Scots hit treatment targets early

Ninety per cent of people in Scotland who start treatment for a drug or alcohol problem are waiting three weeks or less, according to figures from IDS Scotland. The Scottish Government’s deadline for achieving the three-week target under the HEAT (Health improvement, Efficiency, Access to services and Treatment) initiative was March 2013.

The statistics, which relate to people who started their first treatment between April and June this year, were ‘a tribute to the work done by alcohol and drugs partnerships, health boards, charitable organisations, volunteers, families, and many others’, said community safety minister Roseanna Cunningham. ‘In 2007 we inherited waiting times of over a year and have turned that into a maximum three-week wait, nine months ahead of our target.’

The figures represented ‘a great achievement by services in ensuring that access to help is available as early as possible,’ said Scottish Drugs Forum (SDF) director David Liddell.
‘We know that often levels of motivation to seek help among problem drug users can fluctuate, and it is therefore crucial that if people do come forward for help it is available straight away. We also know that this is only the start of a recovery journey which can be long and very challenging. So we not only need services which are easily accessible but also services which can build a long-term therapeutic relationship and respond to people as individuals – the challenge is to ensure quality and accessibility.’
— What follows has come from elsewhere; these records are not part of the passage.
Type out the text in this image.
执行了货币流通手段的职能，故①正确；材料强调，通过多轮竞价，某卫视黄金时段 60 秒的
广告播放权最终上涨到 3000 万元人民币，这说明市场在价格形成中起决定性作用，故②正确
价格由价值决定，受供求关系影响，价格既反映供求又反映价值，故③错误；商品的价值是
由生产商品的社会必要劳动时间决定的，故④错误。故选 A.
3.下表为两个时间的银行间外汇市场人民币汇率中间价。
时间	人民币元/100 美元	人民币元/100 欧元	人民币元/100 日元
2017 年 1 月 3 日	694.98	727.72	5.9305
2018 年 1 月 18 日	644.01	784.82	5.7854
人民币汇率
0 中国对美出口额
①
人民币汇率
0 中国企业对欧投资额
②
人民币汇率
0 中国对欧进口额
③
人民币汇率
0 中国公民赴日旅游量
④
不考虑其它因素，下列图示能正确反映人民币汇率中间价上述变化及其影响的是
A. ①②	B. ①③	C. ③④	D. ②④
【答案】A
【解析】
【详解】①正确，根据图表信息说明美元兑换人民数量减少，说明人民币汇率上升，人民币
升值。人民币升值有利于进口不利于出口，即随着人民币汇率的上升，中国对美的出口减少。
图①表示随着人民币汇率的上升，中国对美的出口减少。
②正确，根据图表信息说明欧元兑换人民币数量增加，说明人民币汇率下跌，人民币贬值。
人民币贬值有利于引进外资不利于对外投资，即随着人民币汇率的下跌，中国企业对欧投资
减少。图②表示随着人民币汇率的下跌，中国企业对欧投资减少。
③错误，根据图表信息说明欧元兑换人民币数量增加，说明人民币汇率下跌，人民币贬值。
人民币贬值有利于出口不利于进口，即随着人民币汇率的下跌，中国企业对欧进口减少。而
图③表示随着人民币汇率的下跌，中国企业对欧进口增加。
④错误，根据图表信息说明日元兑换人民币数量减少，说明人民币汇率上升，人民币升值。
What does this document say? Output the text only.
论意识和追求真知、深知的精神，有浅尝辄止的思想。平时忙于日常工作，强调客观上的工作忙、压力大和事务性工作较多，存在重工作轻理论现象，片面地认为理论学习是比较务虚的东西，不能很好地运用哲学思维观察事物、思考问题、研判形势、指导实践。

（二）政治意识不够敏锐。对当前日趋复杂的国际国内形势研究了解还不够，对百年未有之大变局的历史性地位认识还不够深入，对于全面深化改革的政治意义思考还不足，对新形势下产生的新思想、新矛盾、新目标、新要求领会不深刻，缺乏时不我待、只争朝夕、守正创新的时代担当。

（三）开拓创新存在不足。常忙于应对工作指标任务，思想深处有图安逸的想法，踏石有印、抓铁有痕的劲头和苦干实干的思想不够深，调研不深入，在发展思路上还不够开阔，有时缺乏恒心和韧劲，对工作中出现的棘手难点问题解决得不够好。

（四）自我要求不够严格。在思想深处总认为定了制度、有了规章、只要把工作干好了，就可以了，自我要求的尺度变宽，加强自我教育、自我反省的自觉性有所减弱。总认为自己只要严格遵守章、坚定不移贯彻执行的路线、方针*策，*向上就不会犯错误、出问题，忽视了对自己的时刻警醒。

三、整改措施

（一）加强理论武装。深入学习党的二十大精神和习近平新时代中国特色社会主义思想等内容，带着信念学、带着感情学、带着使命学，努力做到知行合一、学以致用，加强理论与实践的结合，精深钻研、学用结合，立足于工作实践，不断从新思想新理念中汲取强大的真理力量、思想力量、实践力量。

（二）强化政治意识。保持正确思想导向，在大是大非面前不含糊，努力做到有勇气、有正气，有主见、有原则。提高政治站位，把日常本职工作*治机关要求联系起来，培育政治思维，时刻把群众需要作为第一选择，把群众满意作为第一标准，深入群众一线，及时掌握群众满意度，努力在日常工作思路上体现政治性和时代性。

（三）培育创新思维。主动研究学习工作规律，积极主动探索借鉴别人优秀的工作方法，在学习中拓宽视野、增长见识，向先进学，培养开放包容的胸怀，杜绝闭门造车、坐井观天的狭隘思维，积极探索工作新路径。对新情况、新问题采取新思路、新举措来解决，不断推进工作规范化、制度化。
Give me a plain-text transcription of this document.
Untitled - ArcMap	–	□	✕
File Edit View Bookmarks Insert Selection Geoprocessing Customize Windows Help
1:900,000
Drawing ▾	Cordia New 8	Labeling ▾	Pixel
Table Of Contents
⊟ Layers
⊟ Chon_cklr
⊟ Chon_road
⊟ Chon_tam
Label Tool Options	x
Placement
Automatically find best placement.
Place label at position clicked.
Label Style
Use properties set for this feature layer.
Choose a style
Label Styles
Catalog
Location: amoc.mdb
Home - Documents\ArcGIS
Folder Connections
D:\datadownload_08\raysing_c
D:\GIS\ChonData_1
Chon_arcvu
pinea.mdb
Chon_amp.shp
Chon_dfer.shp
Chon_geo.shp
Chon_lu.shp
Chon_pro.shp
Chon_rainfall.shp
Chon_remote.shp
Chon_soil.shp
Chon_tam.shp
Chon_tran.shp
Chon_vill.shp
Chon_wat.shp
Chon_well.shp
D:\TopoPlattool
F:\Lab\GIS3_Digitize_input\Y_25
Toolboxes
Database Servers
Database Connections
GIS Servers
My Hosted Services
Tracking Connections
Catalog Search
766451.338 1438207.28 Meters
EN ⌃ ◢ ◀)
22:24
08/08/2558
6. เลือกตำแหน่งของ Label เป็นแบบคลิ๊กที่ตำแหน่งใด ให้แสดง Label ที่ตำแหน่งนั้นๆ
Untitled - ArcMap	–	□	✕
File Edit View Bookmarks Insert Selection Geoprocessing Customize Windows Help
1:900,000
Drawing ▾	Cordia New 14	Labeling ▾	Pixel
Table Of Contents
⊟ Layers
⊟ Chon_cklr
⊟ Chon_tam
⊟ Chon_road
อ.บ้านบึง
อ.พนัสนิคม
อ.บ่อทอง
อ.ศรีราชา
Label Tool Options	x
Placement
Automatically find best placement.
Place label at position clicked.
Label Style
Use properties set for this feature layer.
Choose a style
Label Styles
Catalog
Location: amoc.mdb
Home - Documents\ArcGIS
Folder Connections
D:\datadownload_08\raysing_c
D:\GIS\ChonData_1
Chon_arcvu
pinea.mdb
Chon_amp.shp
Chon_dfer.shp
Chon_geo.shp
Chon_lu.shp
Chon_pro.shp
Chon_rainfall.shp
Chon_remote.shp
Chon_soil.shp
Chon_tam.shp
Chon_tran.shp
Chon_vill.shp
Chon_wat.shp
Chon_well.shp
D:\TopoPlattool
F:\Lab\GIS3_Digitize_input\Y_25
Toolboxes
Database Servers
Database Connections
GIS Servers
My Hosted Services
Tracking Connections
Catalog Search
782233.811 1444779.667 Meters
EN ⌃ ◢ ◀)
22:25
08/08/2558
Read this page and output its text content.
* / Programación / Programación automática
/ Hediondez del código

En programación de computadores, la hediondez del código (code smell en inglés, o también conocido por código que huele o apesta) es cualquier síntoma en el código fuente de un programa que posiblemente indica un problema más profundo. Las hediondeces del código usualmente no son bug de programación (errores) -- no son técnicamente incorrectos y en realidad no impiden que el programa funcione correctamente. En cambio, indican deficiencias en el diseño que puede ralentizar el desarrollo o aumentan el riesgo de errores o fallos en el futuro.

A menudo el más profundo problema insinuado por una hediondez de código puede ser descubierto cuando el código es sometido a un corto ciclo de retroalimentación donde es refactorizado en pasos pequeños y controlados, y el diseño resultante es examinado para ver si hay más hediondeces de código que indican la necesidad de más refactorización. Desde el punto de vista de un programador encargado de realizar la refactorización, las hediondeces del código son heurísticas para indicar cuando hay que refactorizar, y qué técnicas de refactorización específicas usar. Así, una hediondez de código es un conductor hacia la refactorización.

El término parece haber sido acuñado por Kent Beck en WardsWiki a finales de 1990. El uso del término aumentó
However there was ‘still more that can and will be done,’ said Cunningham. Recent figures recorded more drug-related deaths for Scotland in 2011 than in any previous year, and an increase of 20 per cent on the previous year (DDN, September, page 4). Methadone was ‘implicated in, or potentially contributed to’ 47 per cent of the deaths, which – although it was unclear how many of those who died had actually been prescribed the substitute medication – has led to stories and editorials in parts of the Scottish press critical of substitute prescribing (see Media Savvy, page 7) as well as calls for a parliamentary inquiry. 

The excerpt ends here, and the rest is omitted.